Он открыл глаза и не мог понять, то ли это он их открыл, то ли это белый свет открыл их ему, чтобы мог ещё почувствовать, что живой, и подняться в очередной раз с прожжённой окурками постели.

За серым немытым окном без занавесок текла настоящая жизнь. Сползали с тротуаров жирные иномарки. Бежали в школу ребята и девчата. Мамульки и бабульки вели в детские садики трусивших весёлыми шажками малышей. Дворник-таджик сметал с асфальтовой дорожки листву и бумажки.

Он отвернулся от света, осмотрел комнату с отстающими от стен обоями, и ничего не привлекло его внимания. Выпить было нечего. Сигареты кончились. Надо было снова выползать на улицу.

Одевался он долго. Рука в тряске совсем плохо ходила по болтающимся пуговицам, но кое-как вышло. Застегнулся. Глотнув из заварочного чайника без крышки кипячёной воды, с трудом перешагивал через кучи бутылок, банок (в стеклопункте через дом их принимали как бой по пятнадцать копеек, но лень было отнести), целлофановых пакетов с «набором» из помоек, газет и журналов, которые теперь не читал, потому что давно жил совсем в другом мире, слишком далёком от тем, в этих газетах и журналах обсуждавшихся. И в последнее время стало казаться, что пишутся эти статьи не для людей, а для каких-то инопланетян с космическими заботами, запросами и желаниями.

Едва не провалившись в проём, где была когда-то дверь в туалет, которую сменял на «чекушку» ещё в прошлом году, он успел ухватиться за крючок вешалки в прихожей и задрожал всем телом от волнения и внезапного напряжения.

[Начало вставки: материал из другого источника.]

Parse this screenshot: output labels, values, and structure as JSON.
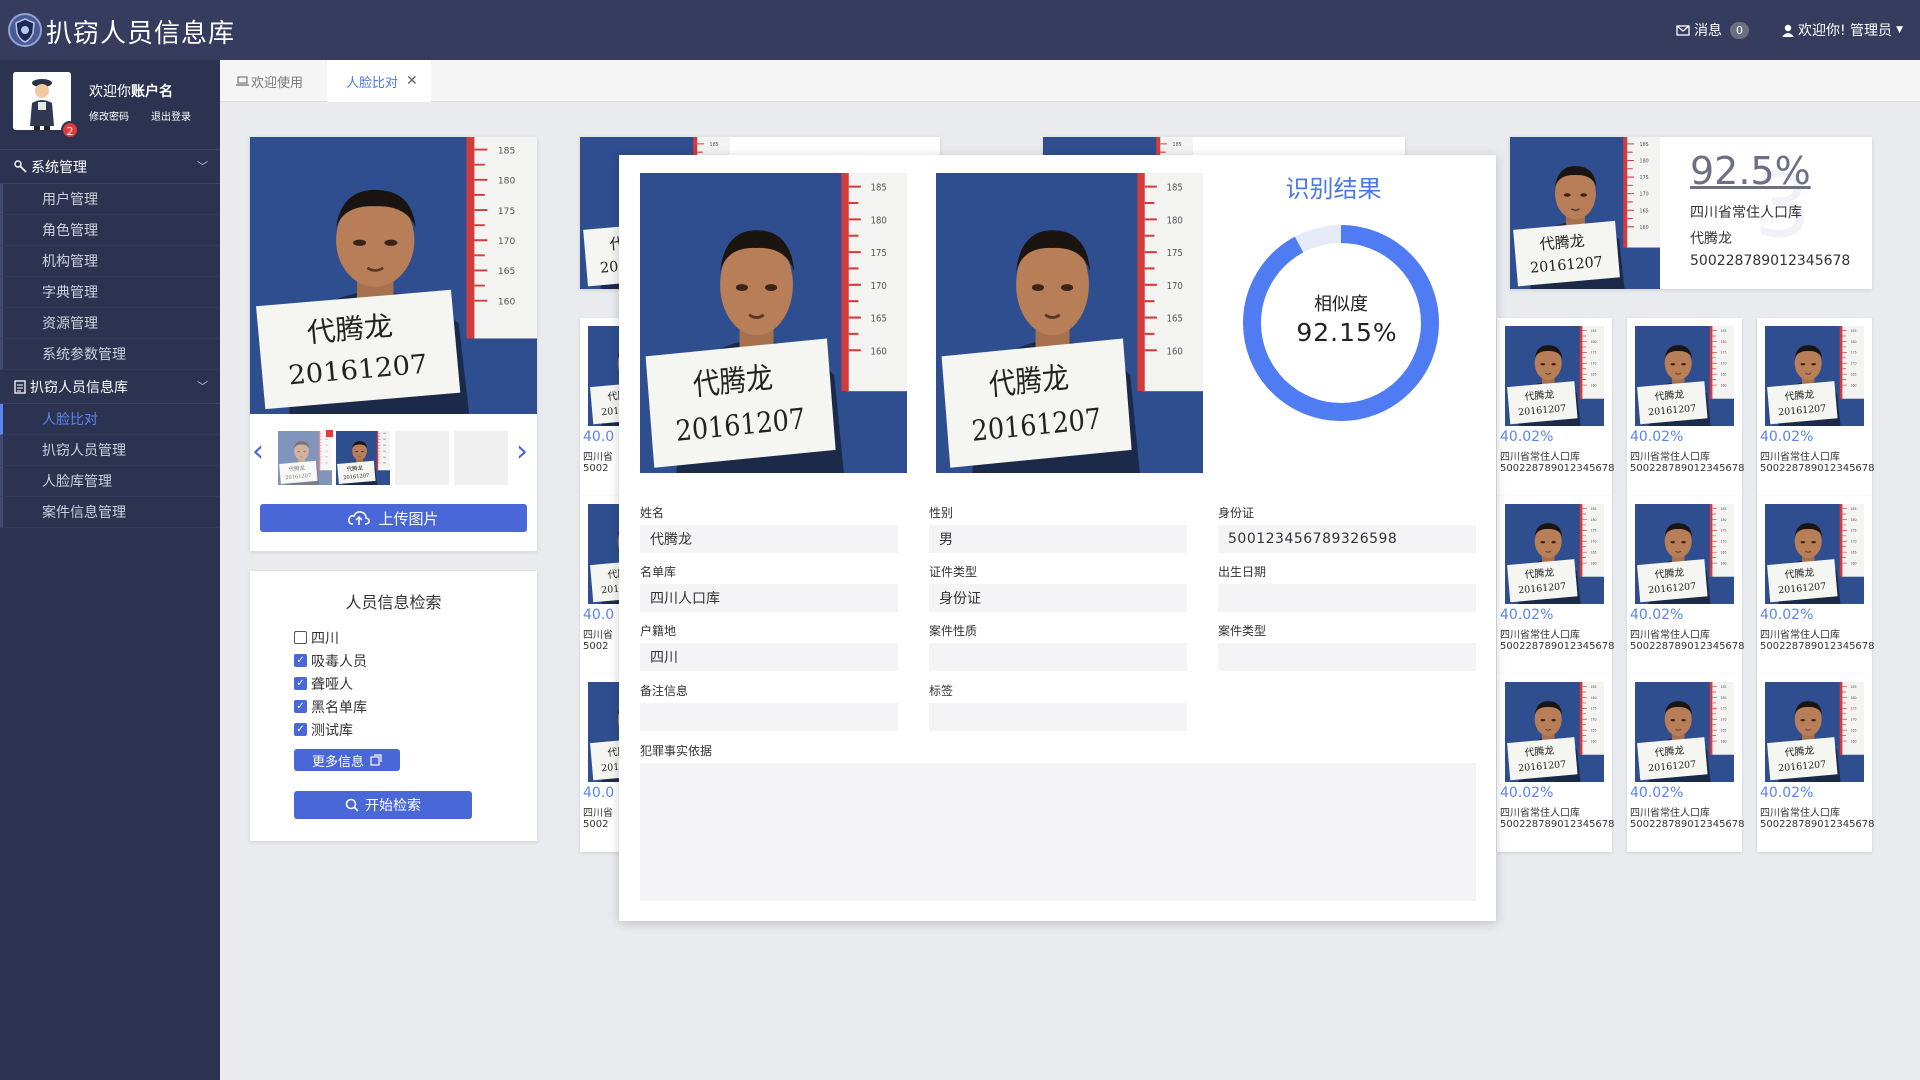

Подошёл к двери. Посмотрел на замок, который трудно было открывать одной рукой. Нужно было отщёлкнуть и потянуть одновременно. Иногда ему это удавалось. Вчера тоже. А перед этим он два дня возился с дверью, пока на третье утро не сообразил, что к ручке можно привязать верёвку с петлёй и потянуть её ногой, а рукой открывать замок. Но теперь начал дурить язычок дверной ручки. Он не убирался до конца, и дверь не открывалась. Приходилось ковырять его ножом. Пружина то и дело срабатывала, и всё возвращалось на круги своя, но спустя несколько минут ему таки удалось заклинить язычок ножом и отодвинуть щеколду. Дверь отворилась.

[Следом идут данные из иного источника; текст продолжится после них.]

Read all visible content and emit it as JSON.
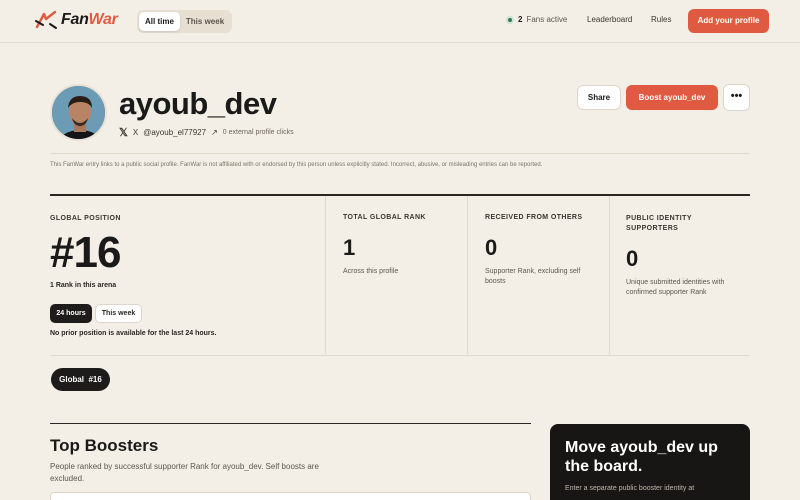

Но он вдруг попятился назад, качнулся раз, другой и осел вдоль стены на пол. Правую руку наполнило что-то немое, спустилось через плечо вниз, затем поднялось вверх и брызнуло. Он потерял сознание.

Приоткрыл глаза уже в темноте. Пробивалась только полоска света с лестничной клетки на пятом этаже. В квартире напротив жильцы сдавали две комнаты китайцам с рынка. С ними он не общался. Слишком быстро они вышмыгивали и прошмыгивали мимо. Да и китайского языка он не понимал. А они не знали русского.

Пахло варёной селёдкой. Готовилось китайское кушанье.

Он попытался пошевелить рукой. Не вышло. Потом ногой – то же самое. Хотел крикнуть. Но в горле раздался только булькающий и почти беззвучный хрип.

Этот удар был последним. Паралич разбил и правую сторону. Боли он не чувствовал и не понимал какое-то время, где он, зачем и кто.

Но сердце… Сердце, которое он всю свою недолгую жизнь не берёг и о существовании которого никогда не задумывался, даже когда несколько лет назад женился. Сердце продолжало биться. Толкало кровь. Заставляло её работать. И сердце открыло ему глаза. Минут на пять. Только на пять минут.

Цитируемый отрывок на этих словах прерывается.